Your lighting strategy with cross lighting and very little fill is revealing age and character, but that heavy look is one I personally find more in context with a gnarly grump old man than a sweet old grandmother like this so I softened the overall look using the middle slider of levels. But I did this on a duplicate layer in CS5 and used a mask to selectively blended in the lightened areas only in the shadows of face, hand and clothing leaving the background dark as in the original.

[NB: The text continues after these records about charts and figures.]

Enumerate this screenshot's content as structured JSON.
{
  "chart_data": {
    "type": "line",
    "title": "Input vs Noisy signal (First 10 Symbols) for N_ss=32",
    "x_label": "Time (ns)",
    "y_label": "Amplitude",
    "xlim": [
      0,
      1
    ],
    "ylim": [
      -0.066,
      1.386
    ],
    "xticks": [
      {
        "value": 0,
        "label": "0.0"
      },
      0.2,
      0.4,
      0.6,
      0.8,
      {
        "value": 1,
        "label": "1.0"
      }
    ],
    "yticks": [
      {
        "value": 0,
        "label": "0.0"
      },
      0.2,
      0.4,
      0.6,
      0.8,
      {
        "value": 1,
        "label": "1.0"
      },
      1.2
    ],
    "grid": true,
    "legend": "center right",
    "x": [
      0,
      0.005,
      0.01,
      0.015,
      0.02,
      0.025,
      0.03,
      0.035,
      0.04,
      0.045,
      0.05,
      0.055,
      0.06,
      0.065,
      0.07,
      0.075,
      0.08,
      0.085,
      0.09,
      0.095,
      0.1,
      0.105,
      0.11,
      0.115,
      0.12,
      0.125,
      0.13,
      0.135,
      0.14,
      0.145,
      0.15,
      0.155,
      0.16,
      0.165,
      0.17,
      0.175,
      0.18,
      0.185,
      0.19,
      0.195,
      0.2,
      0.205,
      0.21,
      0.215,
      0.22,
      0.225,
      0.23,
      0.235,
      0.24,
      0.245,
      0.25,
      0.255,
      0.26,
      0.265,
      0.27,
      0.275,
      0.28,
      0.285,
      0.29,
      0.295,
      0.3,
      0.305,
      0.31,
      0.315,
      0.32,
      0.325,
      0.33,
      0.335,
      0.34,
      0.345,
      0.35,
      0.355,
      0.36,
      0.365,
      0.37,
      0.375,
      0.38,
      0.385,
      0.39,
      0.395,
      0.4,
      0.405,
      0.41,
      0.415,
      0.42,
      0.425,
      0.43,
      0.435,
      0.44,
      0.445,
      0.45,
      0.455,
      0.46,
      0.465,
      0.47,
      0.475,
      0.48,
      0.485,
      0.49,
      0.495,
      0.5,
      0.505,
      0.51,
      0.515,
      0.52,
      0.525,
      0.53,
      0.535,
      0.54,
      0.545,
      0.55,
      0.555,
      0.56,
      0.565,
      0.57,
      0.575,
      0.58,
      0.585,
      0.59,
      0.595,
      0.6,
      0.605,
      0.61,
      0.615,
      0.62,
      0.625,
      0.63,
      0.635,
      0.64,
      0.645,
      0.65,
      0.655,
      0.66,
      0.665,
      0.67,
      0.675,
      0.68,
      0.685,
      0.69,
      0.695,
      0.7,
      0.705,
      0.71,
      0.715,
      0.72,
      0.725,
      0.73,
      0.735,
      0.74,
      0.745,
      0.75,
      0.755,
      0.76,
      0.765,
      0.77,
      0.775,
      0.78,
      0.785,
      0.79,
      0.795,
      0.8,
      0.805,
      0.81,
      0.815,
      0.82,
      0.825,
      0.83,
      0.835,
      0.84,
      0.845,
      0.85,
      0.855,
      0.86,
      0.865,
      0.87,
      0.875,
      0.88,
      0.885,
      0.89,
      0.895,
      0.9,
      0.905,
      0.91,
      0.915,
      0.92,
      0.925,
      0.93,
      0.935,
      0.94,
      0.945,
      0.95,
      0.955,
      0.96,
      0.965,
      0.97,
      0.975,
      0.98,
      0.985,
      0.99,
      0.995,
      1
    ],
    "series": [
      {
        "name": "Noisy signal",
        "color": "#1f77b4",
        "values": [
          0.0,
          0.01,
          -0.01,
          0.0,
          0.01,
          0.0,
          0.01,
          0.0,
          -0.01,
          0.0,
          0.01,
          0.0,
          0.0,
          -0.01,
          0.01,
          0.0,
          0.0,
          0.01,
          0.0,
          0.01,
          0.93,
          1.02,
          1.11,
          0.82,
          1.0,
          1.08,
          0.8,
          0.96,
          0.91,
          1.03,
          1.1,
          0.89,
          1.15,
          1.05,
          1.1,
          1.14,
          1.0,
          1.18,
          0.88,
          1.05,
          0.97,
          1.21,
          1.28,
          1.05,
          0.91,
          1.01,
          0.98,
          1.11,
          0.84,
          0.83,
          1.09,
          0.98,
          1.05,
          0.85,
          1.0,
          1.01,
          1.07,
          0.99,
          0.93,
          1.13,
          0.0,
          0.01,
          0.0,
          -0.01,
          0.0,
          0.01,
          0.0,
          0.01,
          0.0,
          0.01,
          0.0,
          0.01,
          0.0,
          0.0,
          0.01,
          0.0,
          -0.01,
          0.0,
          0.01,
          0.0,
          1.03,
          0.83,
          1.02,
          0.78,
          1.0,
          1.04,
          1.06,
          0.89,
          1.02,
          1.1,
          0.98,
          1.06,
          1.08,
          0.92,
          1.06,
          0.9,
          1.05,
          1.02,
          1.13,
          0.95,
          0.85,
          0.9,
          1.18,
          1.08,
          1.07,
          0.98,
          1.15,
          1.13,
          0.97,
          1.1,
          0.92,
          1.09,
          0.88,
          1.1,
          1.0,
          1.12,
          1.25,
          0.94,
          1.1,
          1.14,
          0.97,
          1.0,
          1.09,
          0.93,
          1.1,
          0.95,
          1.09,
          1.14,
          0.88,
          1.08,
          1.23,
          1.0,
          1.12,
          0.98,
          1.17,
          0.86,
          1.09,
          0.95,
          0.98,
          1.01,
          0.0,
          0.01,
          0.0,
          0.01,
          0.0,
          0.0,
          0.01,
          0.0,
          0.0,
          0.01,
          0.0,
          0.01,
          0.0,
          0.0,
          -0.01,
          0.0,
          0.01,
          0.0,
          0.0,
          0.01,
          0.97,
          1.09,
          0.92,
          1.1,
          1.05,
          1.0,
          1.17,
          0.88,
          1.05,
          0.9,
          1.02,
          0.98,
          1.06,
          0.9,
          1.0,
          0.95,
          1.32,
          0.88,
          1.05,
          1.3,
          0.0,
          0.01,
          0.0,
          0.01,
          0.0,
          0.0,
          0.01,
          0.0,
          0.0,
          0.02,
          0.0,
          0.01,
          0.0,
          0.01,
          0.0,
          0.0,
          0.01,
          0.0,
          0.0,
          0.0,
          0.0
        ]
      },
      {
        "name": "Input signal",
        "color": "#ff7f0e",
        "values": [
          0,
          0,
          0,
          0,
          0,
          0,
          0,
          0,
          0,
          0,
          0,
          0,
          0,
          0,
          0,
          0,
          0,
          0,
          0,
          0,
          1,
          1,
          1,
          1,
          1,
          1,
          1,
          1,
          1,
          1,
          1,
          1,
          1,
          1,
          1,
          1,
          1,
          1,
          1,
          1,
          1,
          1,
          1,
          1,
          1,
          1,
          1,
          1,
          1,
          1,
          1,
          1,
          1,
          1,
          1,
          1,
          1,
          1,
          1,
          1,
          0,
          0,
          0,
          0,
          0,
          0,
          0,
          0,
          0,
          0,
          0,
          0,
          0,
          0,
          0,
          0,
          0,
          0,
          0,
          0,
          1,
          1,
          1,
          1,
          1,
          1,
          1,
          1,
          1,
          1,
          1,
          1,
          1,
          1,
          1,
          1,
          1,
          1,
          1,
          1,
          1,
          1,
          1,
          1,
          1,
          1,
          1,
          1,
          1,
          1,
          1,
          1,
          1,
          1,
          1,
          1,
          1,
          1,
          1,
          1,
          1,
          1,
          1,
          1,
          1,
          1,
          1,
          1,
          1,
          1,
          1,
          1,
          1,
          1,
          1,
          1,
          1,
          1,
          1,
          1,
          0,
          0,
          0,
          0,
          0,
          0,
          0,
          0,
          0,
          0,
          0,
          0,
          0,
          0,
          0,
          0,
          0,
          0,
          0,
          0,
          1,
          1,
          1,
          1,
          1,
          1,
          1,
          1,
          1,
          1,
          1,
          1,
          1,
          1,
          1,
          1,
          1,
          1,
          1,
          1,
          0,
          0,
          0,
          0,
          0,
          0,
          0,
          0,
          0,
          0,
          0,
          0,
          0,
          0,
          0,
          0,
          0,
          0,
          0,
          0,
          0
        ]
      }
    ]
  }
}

Normally I'd soften skin keeping eyes and mouth sharp. Your image as posted is a bit OOF and soft so here I just selectively sharpened the eyes, mouth and the pendant to recreate some specular highlights and sparkle lost due to the soft focus. Eyes without catchlights read as vacant and dull in photos so I also added catchlights to the eyes which are lacking in the original because the face was turned so much away from the "key" light. They are easy to fake naturally if you use a separate layer, a light gray (off white) color with a feathered brush, then adjust opacity visually.
Tightly cropped headshots above the bustline will often look cramped and unbalanced but the overall visual balance can be restored by adding a mat around the image. Here I used a simulated gold rule to match the gold pendant focal point, and a black mat, which perceptually makes all the shadows in the image seem lighter with more detail by comparison with the mat.